大家如果有任何疑问,可以留言。我们再看看第3部分的内容:

private func flush(adding newDemand: Subscribers.Demand? = nil) -> Subscribers.Demand {
    lock.lock()
    defer { lock.unlock() }

    if let newDemand = newDemand {
        demandState.requested += newDemand
    }

    // If buffer isn't ready for flushing, return immediately
    guard demandState.requested > 0 || newDemand == Subscribers.Demand.none else { return .none }

    while !buffer.isEmpty && demandState.processed < demandState.requested {
        demandState.requested += subscriber.receive(buffer.remove(at: 0))
        demandState.processed += 1
    }

    if let completion = completion {
        // Completion event was already sent
        buffer = []
        demandState = .init()
        self.completion = nil
        subscriber.receive(completion: completion)
        return .none
    }

    let sentDemand = demandState.requested - demandState.sent
    demandState.sent += sentDemand
    return sentDemand
}

上边代码很简单,就是当requested > 0的时候,把数据发送给Subscriber,DemandBuffer持有Subscriber的目的就是为了后边调用subscriber.receive(buffer.remove(at: 0))。

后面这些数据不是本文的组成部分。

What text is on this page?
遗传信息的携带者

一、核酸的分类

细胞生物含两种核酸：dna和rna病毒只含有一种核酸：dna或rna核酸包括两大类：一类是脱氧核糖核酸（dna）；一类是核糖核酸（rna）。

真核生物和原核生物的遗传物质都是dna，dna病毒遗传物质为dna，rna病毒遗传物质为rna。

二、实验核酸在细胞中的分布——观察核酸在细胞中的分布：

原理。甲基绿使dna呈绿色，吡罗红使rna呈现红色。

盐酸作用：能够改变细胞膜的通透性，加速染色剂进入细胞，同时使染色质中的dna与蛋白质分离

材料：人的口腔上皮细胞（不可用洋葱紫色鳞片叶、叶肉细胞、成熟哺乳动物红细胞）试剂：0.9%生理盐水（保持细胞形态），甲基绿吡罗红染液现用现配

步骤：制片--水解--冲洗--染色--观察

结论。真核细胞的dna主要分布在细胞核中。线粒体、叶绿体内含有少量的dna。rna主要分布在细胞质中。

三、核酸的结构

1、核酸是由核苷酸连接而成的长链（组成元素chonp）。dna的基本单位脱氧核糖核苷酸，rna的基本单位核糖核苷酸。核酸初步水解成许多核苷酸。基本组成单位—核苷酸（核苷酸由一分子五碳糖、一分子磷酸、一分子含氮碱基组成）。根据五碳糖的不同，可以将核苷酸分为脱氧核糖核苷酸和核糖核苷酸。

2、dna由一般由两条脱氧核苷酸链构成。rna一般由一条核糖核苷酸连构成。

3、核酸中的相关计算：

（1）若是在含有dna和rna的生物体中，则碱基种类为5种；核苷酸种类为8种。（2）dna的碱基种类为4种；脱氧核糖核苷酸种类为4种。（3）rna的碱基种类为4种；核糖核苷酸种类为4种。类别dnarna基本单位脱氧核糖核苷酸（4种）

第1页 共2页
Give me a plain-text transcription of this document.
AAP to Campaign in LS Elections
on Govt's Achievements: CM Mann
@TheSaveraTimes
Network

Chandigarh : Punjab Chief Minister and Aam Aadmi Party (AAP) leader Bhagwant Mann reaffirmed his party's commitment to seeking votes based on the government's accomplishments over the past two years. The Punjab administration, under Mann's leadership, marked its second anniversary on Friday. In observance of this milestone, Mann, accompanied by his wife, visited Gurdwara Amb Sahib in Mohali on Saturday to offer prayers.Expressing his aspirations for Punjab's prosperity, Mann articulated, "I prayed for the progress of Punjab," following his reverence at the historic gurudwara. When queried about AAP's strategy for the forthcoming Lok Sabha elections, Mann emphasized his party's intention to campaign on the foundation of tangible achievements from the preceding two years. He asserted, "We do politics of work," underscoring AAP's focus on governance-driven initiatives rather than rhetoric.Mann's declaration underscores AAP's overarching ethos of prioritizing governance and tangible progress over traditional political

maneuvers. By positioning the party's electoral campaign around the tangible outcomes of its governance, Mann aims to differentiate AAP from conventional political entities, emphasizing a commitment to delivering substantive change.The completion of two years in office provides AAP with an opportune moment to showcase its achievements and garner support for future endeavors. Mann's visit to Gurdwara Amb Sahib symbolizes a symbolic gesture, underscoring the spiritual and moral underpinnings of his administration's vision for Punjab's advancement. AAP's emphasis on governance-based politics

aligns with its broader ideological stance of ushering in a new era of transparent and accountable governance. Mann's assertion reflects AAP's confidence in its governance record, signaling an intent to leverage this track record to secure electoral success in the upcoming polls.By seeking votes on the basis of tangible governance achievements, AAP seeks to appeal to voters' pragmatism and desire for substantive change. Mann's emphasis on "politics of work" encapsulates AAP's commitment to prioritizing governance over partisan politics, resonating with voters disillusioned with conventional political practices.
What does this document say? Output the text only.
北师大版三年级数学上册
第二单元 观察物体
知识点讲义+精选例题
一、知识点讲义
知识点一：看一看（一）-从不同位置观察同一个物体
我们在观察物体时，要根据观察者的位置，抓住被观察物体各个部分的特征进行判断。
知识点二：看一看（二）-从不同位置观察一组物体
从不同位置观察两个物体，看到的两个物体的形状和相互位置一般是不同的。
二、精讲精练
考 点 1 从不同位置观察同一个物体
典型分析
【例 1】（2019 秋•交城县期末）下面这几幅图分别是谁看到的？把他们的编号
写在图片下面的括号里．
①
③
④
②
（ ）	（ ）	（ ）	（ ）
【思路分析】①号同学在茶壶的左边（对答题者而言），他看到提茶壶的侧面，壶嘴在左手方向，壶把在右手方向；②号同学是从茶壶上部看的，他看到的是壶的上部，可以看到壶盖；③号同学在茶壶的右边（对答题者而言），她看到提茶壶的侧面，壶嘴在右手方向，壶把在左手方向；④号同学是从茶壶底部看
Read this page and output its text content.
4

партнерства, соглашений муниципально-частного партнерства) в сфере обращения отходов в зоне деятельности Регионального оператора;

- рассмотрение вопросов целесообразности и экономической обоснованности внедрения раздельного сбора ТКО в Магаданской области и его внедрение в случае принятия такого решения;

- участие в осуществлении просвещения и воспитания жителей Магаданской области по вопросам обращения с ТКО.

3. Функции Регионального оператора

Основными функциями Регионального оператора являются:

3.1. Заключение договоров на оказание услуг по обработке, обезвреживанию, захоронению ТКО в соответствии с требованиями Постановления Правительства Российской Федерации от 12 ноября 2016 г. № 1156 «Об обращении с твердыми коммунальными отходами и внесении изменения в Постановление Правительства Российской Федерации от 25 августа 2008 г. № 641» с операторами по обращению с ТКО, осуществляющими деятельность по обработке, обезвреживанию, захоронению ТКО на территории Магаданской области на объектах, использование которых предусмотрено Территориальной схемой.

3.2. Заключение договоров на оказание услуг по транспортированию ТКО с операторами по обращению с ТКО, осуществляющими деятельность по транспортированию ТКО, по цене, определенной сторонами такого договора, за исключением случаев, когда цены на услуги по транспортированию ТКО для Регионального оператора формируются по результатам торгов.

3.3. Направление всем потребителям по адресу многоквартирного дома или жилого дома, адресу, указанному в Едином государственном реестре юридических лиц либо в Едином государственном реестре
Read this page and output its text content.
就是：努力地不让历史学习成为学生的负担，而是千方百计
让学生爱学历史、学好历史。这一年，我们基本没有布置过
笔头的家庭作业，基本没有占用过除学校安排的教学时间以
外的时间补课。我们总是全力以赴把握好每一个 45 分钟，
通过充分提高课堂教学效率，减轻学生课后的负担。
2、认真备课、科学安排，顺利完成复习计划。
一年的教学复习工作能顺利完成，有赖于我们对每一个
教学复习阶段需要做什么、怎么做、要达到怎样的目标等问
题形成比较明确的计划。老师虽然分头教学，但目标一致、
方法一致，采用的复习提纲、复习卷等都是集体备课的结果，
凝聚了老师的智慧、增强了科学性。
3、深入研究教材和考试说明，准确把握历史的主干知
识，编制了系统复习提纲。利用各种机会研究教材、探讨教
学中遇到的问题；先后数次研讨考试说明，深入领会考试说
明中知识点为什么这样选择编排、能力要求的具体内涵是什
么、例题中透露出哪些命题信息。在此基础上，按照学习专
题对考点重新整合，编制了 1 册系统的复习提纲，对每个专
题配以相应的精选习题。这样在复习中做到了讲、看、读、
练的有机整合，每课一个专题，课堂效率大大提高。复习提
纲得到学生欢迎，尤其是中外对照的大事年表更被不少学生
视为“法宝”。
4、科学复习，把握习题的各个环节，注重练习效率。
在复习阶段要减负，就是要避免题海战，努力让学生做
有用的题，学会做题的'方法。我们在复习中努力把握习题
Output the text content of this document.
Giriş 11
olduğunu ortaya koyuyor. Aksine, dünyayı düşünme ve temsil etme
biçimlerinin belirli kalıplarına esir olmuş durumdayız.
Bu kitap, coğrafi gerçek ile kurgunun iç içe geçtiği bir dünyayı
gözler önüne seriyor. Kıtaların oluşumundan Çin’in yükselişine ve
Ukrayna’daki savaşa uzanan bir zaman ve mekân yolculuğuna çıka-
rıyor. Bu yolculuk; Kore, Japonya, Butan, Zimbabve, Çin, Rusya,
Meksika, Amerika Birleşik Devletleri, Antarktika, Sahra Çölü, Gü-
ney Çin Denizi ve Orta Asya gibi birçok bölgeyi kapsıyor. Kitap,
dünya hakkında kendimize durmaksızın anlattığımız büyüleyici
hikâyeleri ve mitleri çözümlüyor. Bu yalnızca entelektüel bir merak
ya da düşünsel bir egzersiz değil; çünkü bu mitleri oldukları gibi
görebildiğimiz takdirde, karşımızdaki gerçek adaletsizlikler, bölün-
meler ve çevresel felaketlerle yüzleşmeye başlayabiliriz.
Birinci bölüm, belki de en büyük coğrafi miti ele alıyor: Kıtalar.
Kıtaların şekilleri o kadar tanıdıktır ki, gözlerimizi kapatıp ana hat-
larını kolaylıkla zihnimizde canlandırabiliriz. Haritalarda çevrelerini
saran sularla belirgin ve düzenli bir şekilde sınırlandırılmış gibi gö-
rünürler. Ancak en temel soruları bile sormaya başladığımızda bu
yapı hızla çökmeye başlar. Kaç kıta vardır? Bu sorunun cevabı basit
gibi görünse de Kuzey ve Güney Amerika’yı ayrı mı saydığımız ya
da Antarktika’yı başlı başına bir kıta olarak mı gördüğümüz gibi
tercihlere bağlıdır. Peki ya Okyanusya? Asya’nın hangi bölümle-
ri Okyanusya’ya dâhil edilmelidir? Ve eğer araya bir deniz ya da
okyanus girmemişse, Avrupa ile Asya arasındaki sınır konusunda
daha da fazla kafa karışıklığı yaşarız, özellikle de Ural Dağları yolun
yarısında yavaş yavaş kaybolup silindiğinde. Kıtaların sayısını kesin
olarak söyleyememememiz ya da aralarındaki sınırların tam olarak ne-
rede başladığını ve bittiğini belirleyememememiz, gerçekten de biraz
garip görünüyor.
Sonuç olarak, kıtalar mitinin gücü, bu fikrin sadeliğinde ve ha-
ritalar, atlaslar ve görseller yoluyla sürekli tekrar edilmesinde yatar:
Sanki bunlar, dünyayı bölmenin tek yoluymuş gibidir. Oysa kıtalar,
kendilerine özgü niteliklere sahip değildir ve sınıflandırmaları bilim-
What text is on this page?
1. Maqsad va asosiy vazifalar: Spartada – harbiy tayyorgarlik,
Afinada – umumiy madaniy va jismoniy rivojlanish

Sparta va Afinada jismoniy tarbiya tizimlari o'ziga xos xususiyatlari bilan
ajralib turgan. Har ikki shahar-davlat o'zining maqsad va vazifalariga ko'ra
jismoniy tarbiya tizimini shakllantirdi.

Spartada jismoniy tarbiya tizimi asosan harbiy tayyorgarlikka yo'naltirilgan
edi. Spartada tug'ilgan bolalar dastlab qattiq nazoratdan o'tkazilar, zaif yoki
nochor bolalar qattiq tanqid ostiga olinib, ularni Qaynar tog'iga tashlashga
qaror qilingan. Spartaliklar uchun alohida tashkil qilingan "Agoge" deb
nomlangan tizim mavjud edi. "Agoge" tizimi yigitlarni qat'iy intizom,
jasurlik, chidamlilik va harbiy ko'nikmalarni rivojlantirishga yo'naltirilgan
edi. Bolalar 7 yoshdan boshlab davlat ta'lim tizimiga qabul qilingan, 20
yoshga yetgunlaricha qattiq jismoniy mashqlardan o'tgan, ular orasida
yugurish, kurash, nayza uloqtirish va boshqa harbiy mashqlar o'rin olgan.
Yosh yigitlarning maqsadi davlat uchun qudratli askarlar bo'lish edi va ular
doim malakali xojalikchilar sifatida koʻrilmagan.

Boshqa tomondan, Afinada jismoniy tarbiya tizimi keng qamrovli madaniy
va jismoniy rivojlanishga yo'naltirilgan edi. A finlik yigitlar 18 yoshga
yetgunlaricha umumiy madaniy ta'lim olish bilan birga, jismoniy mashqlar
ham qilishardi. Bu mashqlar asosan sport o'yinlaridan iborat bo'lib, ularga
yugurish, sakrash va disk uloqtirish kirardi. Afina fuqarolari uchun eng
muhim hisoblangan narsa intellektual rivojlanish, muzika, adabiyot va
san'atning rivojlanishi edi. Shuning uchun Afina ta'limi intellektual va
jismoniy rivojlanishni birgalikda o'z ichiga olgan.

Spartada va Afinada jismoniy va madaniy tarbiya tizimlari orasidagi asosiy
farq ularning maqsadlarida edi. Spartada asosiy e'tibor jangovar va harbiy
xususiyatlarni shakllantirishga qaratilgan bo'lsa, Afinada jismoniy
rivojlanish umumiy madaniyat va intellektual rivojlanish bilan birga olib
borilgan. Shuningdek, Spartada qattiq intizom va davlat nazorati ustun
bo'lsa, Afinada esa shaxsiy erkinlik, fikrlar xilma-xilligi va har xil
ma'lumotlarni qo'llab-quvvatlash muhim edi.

我们再重新分析一下Subscription的过程:

首先,我们初始化:

init(factory: @escaping SubscriberHandler,
     downstream: Downstream) {
    self.buffer = DemandBuffer(subscriber: downstream)

    let subscriber = Subscriber(onValue: { [weak self] in _ = self?.buffer.buffer(value: $0) },
                                onCompletion: { [weak self] in self?.buffer.complete(completion: $0) })

    self.cancelable = factory(subscriber)
}

初始化成功后,buffer中的.flush()函数并不会把数据透传给Subscriber,当收到订阅接收到订阅者的request后调用下边的代码:

func request(_ demand: Subscribers.Demand) {
    _ = self.buffer.demand(demand)
}

然后调用buffer中的.demand()函数,.demand()函数又调用.flush(),最终遍历数组,把数据全部透传给Subscriber。

如果大家有点蒙,只能多看代码和上边的解释,再细细品一下。

最后,我们回到起始的地方,再回过头来看下边的代码:

public extension AnyPublisher {

    init(_ factory: @escaping Publishers.Create<Output, Failure>.SubscriberHandler) {
        self = Publishers.Create(factory: factory).eraseToAnyPublisher()
    }

    static func create(_ factory: @escaping Publishers.Create<Output, Failure>.SubscriberHandler)
        -> AnyPublisher<Output, Failure> {
        AnyPublisher(factory)
    }
}

总结

自定义Publisher的关键是自定义Subscription,Subscription又通过DemandBuffer管理数据,DemandBuffer的核心思想是把数据放入到数组中,然后通过func demand(_ demand: Subscribers.Demand) -> Subscribers.Demand释放数据。